ALICE IN WONDERLAND CHARACTERS

  • THE WHITE RABBIT. Anxious About Time.
  • BANDERSNATCH THE WRONG RABBIT. A Very Bad Rabbit.
  • TWEEDLEDEE. Royal Page.
  • TWEEDLEDUM. Royal Page.
  • THE RIGHT ROYAL RED QUEEN. Warm Hearted Dame.
  • THE RIGHT ROYAL RED KING. Very Sleepy!
  • GORDON. Very Bad but Endearing Wrong Rabbit.
  • NIBBLES. Very Bad but Endearing Wrong Rabbit.
  • MAUREEN. Very Bad but Endearing Wrong Rabbit.
  • RODNEY. Very Bad but Endearing Wrong Rabbit.
  • HARRY. Principal Boy.
  • ALICE. Principal Girl.
  • THE WRONG ROYAL RED QUEEN. The Villain of the Piece.

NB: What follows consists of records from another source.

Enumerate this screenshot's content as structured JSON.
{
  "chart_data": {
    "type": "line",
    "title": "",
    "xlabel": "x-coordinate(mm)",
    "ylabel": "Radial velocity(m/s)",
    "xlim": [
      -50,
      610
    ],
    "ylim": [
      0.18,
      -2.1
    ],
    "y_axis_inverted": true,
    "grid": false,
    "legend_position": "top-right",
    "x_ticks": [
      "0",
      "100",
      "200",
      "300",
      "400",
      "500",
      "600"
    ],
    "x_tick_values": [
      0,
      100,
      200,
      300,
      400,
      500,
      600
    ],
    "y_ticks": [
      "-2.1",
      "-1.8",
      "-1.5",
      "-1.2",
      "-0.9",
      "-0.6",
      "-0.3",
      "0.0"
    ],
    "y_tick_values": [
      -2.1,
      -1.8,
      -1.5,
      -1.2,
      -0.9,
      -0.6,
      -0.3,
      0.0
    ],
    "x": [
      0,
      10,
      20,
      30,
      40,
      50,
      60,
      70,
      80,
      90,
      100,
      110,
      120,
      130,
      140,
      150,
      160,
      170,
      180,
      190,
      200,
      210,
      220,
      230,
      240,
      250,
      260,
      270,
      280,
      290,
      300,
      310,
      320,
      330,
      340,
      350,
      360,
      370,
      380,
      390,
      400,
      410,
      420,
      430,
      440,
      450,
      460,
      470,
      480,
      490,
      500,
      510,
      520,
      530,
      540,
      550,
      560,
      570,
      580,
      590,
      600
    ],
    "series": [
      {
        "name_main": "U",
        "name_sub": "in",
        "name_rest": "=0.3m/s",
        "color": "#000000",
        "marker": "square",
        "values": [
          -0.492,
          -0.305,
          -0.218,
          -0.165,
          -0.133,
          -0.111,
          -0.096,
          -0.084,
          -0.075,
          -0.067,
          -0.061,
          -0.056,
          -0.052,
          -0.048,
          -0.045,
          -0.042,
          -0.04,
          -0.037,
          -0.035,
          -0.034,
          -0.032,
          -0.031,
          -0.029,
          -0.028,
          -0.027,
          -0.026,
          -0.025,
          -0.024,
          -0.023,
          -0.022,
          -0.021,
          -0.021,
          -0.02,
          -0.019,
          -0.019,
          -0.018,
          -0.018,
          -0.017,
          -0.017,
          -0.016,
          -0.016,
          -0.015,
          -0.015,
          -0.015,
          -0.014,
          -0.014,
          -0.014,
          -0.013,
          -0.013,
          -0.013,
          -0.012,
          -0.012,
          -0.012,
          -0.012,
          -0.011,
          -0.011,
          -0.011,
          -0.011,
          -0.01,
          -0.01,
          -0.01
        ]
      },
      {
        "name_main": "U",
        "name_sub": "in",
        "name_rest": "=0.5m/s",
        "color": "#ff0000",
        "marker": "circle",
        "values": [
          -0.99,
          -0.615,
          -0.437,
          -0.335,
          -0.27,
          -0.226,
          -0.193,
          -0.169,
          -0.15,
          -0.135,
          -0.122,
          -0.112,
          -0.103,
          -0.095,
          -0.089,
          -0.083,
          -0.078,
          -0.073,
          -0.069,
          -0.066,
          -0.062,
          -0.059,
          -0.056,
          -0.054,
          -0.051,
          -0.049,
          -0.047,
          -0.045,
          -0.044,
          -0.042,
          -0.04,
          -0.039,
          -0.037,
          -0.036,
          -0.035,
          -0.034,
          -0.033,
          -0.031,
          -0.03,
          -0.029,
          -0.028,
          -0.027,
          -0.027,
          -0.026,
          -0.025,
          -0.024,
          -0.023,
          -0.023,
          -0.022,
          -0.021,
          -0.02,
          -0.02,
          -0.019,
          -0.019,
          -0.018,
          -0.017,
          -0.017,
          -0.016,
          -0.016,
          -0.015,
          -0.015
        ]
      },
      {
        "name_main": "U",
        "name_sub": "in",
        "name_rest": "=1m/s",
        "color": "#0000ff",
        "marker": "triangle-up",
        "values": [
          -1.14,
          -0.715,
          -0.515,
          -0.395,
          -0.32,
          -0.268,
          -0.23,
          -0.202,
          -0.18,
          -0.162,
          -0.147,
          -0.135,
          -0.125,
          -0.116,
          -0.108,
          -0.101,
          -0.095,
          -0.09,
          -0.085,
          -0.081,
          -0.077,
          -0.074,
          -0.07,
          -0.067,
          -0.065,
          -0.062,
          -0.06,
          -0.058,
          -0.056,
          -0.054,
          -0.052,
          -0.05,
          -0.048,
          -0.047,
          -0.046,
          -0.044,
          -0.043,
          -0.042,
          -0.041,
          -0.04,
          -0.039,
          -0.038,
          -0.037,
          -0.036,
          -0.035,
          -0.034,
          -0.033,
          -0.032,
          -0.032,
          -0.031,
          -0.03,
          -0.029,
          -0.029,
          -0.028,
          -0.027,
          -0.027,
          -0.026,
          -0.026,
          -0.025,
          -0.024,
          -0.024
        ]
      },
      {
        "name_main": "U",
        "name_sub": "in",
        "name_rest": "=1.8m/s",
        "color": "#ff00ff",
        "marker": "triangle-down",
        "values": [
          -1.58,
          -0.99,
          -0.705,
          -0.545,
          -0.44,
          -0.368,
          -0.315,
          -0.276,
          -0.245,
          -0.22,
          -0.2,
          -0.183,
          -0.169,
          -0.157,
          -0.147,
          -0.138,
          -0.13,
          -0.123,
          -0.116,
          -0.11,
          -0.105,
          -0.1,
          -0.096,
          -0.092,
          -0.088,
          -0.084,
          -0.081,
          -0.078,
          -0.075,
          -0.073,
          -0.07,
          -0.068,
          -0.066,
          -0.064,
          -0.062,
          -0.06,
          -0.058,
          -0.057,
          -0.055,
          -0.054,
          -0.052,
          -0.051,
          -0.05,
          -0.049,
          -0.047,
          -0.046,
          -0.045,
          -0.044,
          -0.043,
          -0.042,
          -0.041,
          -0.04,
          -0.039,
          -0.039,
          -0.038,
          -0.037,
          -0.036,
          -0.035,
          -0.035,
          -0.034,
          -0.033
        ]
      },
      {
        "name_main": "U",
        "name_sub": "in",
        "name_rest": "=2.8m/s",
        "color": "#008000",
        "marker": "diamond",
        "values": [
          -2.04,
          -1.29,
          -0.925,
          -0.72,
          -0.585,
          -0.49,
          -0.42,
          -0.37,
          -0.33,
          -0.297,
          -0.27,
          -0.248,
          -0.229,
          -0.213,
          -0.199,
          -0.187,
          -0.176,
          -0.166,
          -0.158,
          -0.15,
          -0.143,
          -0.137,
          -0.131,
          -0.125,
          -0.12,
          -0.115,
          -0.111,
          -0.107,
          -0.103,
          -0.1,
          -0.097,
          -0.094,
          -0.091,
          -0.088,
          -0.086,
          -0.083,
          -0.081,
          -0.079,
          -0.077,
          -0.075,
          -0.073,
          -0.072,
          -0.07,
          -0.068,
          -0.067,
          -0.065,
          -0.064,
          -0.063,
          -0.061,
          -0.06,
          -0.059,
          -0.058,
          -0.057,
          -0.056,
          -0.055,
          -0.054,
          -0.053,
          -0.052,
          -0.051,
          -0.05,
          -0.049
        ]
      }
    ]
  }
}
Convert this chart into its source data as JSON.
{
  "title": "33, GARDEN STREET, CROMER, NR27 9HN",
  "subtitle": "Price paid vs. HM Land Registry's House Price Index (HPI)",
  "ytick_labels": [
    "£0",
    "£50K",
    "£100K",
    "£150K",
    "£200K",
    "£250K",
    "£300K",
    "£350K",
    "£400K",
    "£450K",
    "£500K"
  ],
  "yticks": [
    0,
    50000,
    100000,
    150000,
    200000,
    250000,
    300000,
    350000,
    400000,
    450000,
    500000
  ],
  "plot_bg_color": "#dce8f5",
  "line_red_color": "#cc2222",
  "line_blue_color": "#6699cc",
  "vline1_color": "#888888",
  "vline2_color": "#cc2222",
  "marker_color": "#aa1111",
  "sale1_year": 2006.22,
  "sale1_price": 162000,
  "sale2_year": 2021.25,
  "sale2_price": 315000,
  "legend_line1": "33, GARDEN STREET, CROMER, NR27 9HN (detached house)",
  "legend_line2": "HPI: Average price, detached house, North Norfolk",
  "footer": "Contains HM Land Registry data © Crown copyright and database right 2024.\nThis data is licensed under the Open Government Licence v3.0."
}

  • MRS WRONG RABBIT. Cosy but Creepy.
  • TIGER LILY. Live Flower (Child).
  • DAISY. Live Flower (Child).
  • BASIL. Live Flower (Child).
  • LIONEL. Live Flower (Child).
  • ROSE. Live Flower (Child).
  • CHESHIRE CAT. (Scene 4 Only).
  • THE MAD HATTER. Madcap Inventor.
  • MARCH HARE. Just Mad.
  • DORMOUSE. Even Sleepier than the King…
  • JABBERWOCKY. Silent Role for a Child.
  • CHORUS as Wonderlanders (Playing Card Characters, Animals Etc) Additional Wrong Rabbits, Rabbit Ghosts Etc.